Forage Fish Protection
Washington Department of Fish and Wildlife (WDFW) presently attempts to protect all known, documented forage fish spawning sites from impacts of shoreline development. “No net loss” regulations for the protection of known spawning sites of these species are included in the wording of the Washington Administrative Code “Hydraulic Code Rules” (WAC 220-110), which are applied by WDFW marine habitat managers during considerations for granting Hydraulic Permits for in-water shoreline proposals. However, the habitat protection regulations apply to shorelines where spawn has actually been detected by WDFW or other qualified surveyors.
The Whatcom County Marine Resources Committee is taking part in a multi-county forage fish habitat inventory. The MRC is recruiting, training and coordinating volunteers to assist Washington State Department of Fish And Wildlife (WDFW) biologists with field surveys of Whatcom County shorelines. Gary Wood of the Island County MRC is the multi-county project coordinator for the Northwest Straits Forage Fish Assessments. The assessments are being conducted by a team of WDFW biologists, led by Dan Pentilla. The habitat inventory is also being conducted in Skagit, Snohomish, Island, San Juan, Jefferson, and Clallam counties. For more details on this coordinated inventory effort, visit the Island County MRC forage fish website.
As of June 2003, 128 survey sites have been sampled in Whatcom County
resulting in approximately 4100 feet of newly documented surf smelt spawning
Volunteers on the Beach
The Whatcom County MRC is coordinated volunteers to help conduct the surveys of forage fish habitat in Whatcom County.
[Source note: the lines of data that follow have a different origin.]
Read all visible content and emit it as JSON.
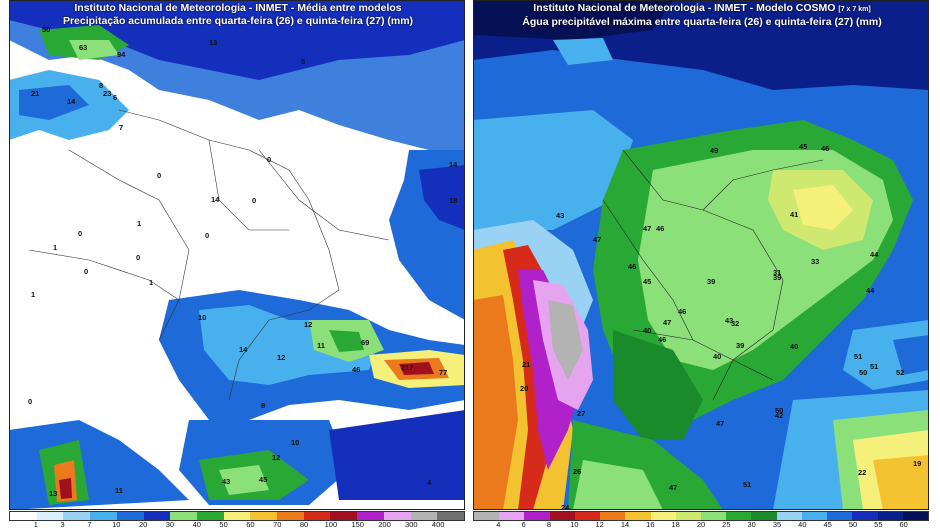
{
  "left": {
    "title_line1": "Instituto Nacional de Meteorologia - INMET - Média entre modelos",
    "title_line2": "Precipitação acumulada entre quarta-feira (26) e quinta-feira (27) (mm)",
    "colorbar_ticks": [
      "1",
      "3",
      "7",
      "10",
      "20",
      "30",
      "40",
      "50",
      "60",
      "70",
      "80",
      "100",
      "150",
      "200",
      "300",
      "400"
    ],
    "colorbar_colors": [
      "#ffffff",
      "#d9f0ff",
      "#9ad2f5",
      "#48b0ec",
      "#1d6ad8",
      "#152fbd",
      "#8be07a",
      "#2aa836",
      "#f4f079",
      "#f2c230",
      "#ea7a1c",
      "#d62a1a",
      "#a1101e",
      "#b021c9",
      "#e6a3f0",
      "#b3b3b3",
      "#707070"
    ],
    "values": [
      "50",
      "63",
      "94",
      "13",
      "21",
      "14",
      "23",
      "5",
      "8",
      "6",
      "7",
      "0",
      "0",
      "0",
      "14",
      "1",
      "0",
      "0",
      "1",
      "0",
      "0",
      "1",
      "1",
      "0",
      "10",
      "14",
      "12",
      "12",
      "69",
      "217",
      "77",
      "8",
      "11",
      "10",
      "12",
      "43",
      "45",
      "11",
      "14",
      "18",
      "46",
      "4",
      "13"
    ]
  },
  "right": {
    "title_line1": "Instituto Nacional de Meteorologia - INMET - Modelo COSMO",
    "title_note": "[7 x 7 km]",
    "title_line2": "Água precipitável máxima entre quarta-feira (26) e quinta-feira (27) (mm)",
    "colorbar_ticks": [
      "4",
      "6",
      "8",
      "10",
      "12",
      "14",
      "16",
      "18",
      "20",
      "25",
      "30",
      "35",
      "40",
      "45",
      "50",
      "55",
      "60"
    ],
    "colorbar_colors": [
      "#b3b3b3",
      "#e6a3f0",
      "#b021c9",
      "#a1101e",
      "#d62a1a",
      "#ea7a1c",
      "#f2c230",
      "#f4f079",
      "#cfe970",
      "#8be07a",
      "#2aa836",
      "#1a8a2a",
      "#9ad2f5",
      "#48b0ec",
      "#1d6ad8",
      "#152fbd",
      "#0a1f8a",
      "#061055"
    ],
    "values": [
      "49",
      "45",
      "46",
      "41",
      "43",
      "47",
      "47",
      "46",
      "46",
      "45",
      "39",
      "39",
      "31",
      "33",
      "32",
      "44",
      "44",
      "47",
      "46",
      "40",
      "43",
      "40",
      "39",
      "40",
      "46",
      "21",
      "20",
      "27",
      "26",
      "24",
      "50",
      "51",
      "51",
      "50",
      "52",
      "22",
      "19",
      "47",
      "51",
      "47",
      "42"
    ]
  }
}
Volunteers spent four to six hours in the field working with a State Fisheries Biologist, collecting important data and learning first hand about the nearshore habitats of the greater Puget Sound area.
Join Jon-Paul Shannahan, the Whatcom County forage fish inventory coordinator, as he explores the world of forage fish in Whatcom County and the Puget Sound region.
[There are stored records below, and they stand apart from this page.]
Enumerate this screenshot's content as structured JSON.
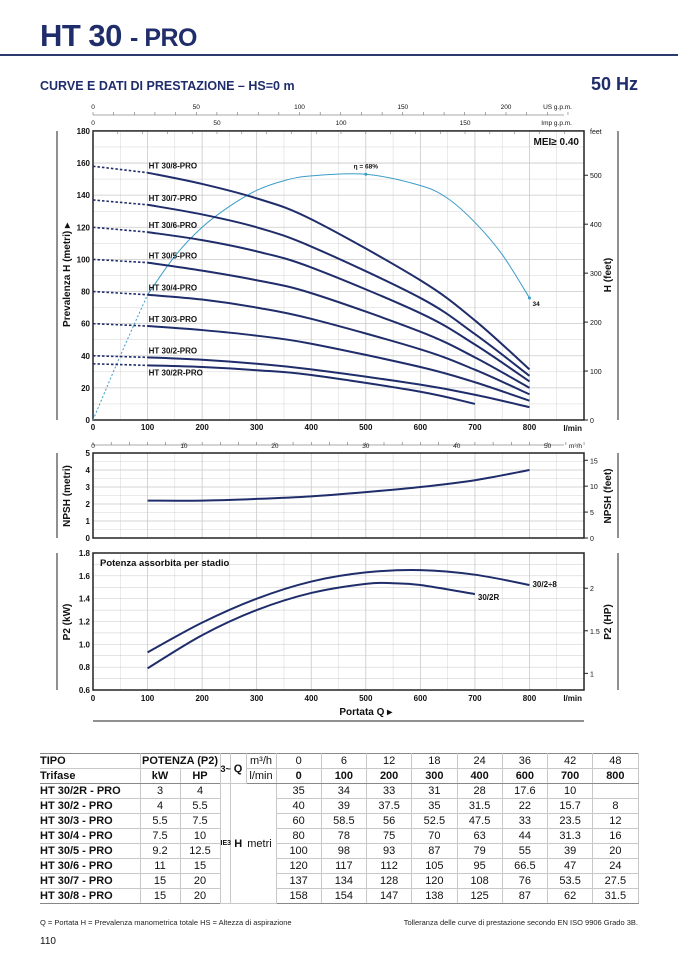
{
  "header": {
    "title_main": "HT 30",
    "title_suffix": "- PRO",
    "subtitle": "CURVE E DATI DI PRESTAZIONE  –  HS=0 m",
    "frequency": "50 Hz"
  },
  "colors": {
    "brand": "#1f2d6b",
    "curve": "#1f2d6b",
    "efficiency": "#3a9cc8",
    "grid": "#c9c9c9"
  },
  "chart_data": [
    {
      "type": "line",
      "ylabel": "Prevalenza H (metri) ▸",
      "ylabel_right": "H (feet)",
      "xlabel_unit": "l/min",
      "xlim": [
        0,
        900
      ],
      "ylim": [
        0,
        180
      ],
      "x_ticks": [
        0,
        100,
        200,
        300,
        400,
        500,
        600,
        700,
        800
      ],
      "y_ticks": [
        0,
        20,
        40,
        60,
        80,
        100,
        120,
        140,
        160,
        180
      ],
      "y_right_ticks": [
        0,
        100,
        200,
        300,
        400,
        500
      ],
      "y_right_unit": "feet",
      "top_axis_us": {
        "unit": "US g.p.m.",
        "ticks": [
          0,
          50,
          100,
          150,
          200
        ]
      },
      "top_axis_imp": {
        "unit": "Imp g.p.m.",
        "ticks": [
          0,
          50,
          100,
          150
        ]
      },
      "annotation": "MEI≥ 0.40",
      "grid": true,
      "x": [
        0,
        100,
        200,
        300,
        400,
        600,
        700,
        800
      ],
      "series": [
        {
          "name": "HT 30/8-PRO",
          "values": [
            158,
            154,
            147,
            138,
            125,
            87,
            62,
            31.5
          ]
        },
        {
          "name": "HT 30/7-PRO",
          "values": [
            137,
            134,
            128,
            120,
            108,
            76,
            53.5,
            27.5
          ]
        },
        {
          "name": "HT 30/6-PRO",
          "values": [
            120,
            117,
            112,
            105,
            95,
            66.5,
            47,
            24
          ]
        },
        {
          "name": "HT 30/5-PRO",
          "values": [
            100,
            98,
            93,
            87,
            79,
            55,
            39,
            20
          ]
        },
        {
          "name": "HT 30/4-PRO",
          "values": [
            80,
            78,
            75,
            70,
            63,
            44,
            31.3,
            16
          ]
        },
        {
          "name": "HT 30/3-PRO",
          "values": [
            60,
            58.5,
            56,
            52.5,
            47.5,
            33,
            23.5,
            12
          ]
        },
        {
          "name": "HT 30/2-PRO",
          "values": [
            40,
            39,
            37.5,
            35,
            31.5,
            22,
            15.7,
            8
          ]
        },
        {
          "name": "HT 30/2R-PRO",
          "values": [
            35,
            34,
            33,
            31,
            28,
            17.6,
            10,
            null
          ]
        }
      ],
      "efficiency": {
        "peak_label": "η = 68%",
        "end_label": "34",
        "x": [
          0,
          50,
          100,
          150,
          200,
          250,
          300,
          350,
          400,
          500,
          600,
          650,
          700,
          750,
          800
        ],
        "values": [
          0,
          40,
          78,
          102,
          120,
          133,
          143,
          149,
          152,
          153,
          146,
          138,
          123,
          103,
          76
        ]
      }
    },
    {
      "type": "line",
      "ylabel": "NPSH (metri)",
      "ylabel_right": "NPSH (feet)",
      "top_axis_m3h": {
        "unit": "m³/h",
        "ticks": [
          0,
          10,
          20,
          30,
          40,
          50
        ]
      },
      "ylim": [
        0,
        5
      ],
      "y_ticks": [
        0,
        1,
        2,
        3,
        4,
        5
      ],
      "y_right_ticks": [
        0,
        5,
        10,
        15
      ],
      "grid": true,
      "x": [
        100,
        200,
        300,
        400,
        500,
        600,
        700,
        800
      ],
      "values": [
        2.2,
        2.2,
        2.3,
        2.45,
        2.7,
        3.0,
        3.4,
        4.0
      ]
    },
    {
      "type": "line",
      "title": "Potenza assorbita per stadio",
      "ylabel": "P2 (kW)",
      "ylabel_right": "P2 (HP)",
      "xlabel": "Portata Q ▸",
      "xlabel_unit": "l/min",
      "x_ticks": [
        0,
        100,
        200,
        300,
        400,
        500,
        600,
        700,
        800
      ],
      "ylim": [
        0.6,
        1.8
      ],
      "y_ticks": [
        "0.6",
        "0.8",
        "1.0",
        "1.2",
        "1.4",
        "1.6",
        "1.8"
      ],
      "y_right_ticks": [
        "1",
        "1.5",
        "2"
      ],
      "grid": true,
      "series": [
        {
          "name": "30/2÷8",
          "x": [
            100,
            200,
            300,
            400,
            500,
            600,
            700,
            800
          ],
          "values": [
            0.93,
            1.19,
            1.4,
            1.55,
            1.63,
            1.65,
            1.61,
            1.52
          ]
        },
        {
          "name": "30/2R",
          "x": [
            100,
            200,
            300,
            400,
            500,
            550,
            600,
            700
          ],
          "values": [
            0.79,
            1.08,
            1.3,
            1.45,
            1.53,
            1.535,
            1.52,
            1.44
          ]
        }
      ]
    }
  ],
  "table": {
    "h_tipo": "TIPO",
    "h_trifase": "Trifase",
    "h_potenza": "POTENZA (P2)",
    "h_kw": "kW",
    "h_hp": "HP",
    "h_phase": "3~",
    "h_q": "Q",
    "h_m3h": "m³/h",
    "h_lmin": "l/min",
    "m3h": [
      "0",
      "6",
      "12",
      "18",
      "24",
      "36",
      "42",
      "48"
    ],
    "lmin": [
      "0",
      "100",
      "200",
      "300",
      "400",
      "600",
      "700",
      "800"
    ],
    "ie3": "IE3",
    "h_h": "H",
    "h_metri": "metri",
    "rows": [
      {
        "tipo": "HT 30/2R - PRO",
        "kw": "3",
        "hp": "4",
        "h": [
          "35",
          "34",
          "33",
          "31",
          "28",
          "17.6",
          "10",
          ""
        ]
      },
      {
        "tipo": "HT 30/2 - PRO",
        "kw": "4",
        "hp": "5.5",
        "h": [
          "40",
          "39",
          "37.5",
          "35",
          "31.5",
          "22",
          "15.7",
          "8"
        ]
      },
      {
        "tipo": "HT 30/3 - PRO",
        "kw": "5.5",
        "hp": "7.5",
        "h": [
          "60",
          "58.5",
          "56",
          "52.5",
          "47.5",
          "33",
          "23.5",
          "12"
        ]
      },
      {
        "tipo": "HT 30/4 - PRO",
        "kw": "7.5",
        "hp": "10",
        "h": [
          "80",
          "78",
          "75",
          "70",
          "63",
          "44",
          "31.3",
          "16"
        ]
      },
      {
        "tipo": "HT 30/5 - PRO",
        "kw": "9.2",
        "hp": "12.5",
        "h": [
          "100",
          "98",
          "93",
          "87",
          "79",
          "55",
          "39",
          "20"
        ]
      },
      {
        "tipo": "HT 30/6 - PRO",
        "kw": "11",
        "hp": "15",
        "h": [
          "120",
          "117",
          "112",
          "105",
          "95",
          "66.5",
          "47",
          "24"
        ]
      },
      {
        "tipo": "HT 30/7 - PRO",
        "kw": "15",
        "hp": "20",
        "h": [
          "137",
          "134",
          "128",
          "120",
          "108",
          "76",
          "53.5",
          "27.5"
        ]
      },
      {
        "tipo": "HT 30/8 - PRO",
        "kw": "15",
        "hp": "20",
        "h": [
          "158",
          "154",
          "147",
          "138",
          "125",
          "87",
          "62",
          "31.5"
        ]
      }
    ]
  },
  "footer": {
    "legend": "Q = Portata   H = Prevalenza manometrica totale   HS = Altezza di aspirazione",
    "tolerance": "Tolleranza delle curve di prestazione secondo EN ISO 9906 Grado 3B.",
    "page_number": "110"
  }
}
- You will learn more about Pacific herring, surf smelt, and sand lance and how they are related to other species in the marine food web such as salmon, marine birds, and marine mammals.
- You will follow the footsteps of Washington State Fish and Wildlife biologists and local volunteers that are searching for forage fish eggs and habitat along Whatcom County shorelines.
- You will learn more about the marine nearshore environment and things that can be done to protect it and critical marine critters.
Through a coordinated project between the MRC and the City of Bellingham, Black Dog Productions produced an educational video about local forage fish. The video describes forage fish, their role in the local marine foodweb, and follows the steps of the forage fish habitat inventory efforts.This educational video is a part of the City of Bellingham's Water Whys video series.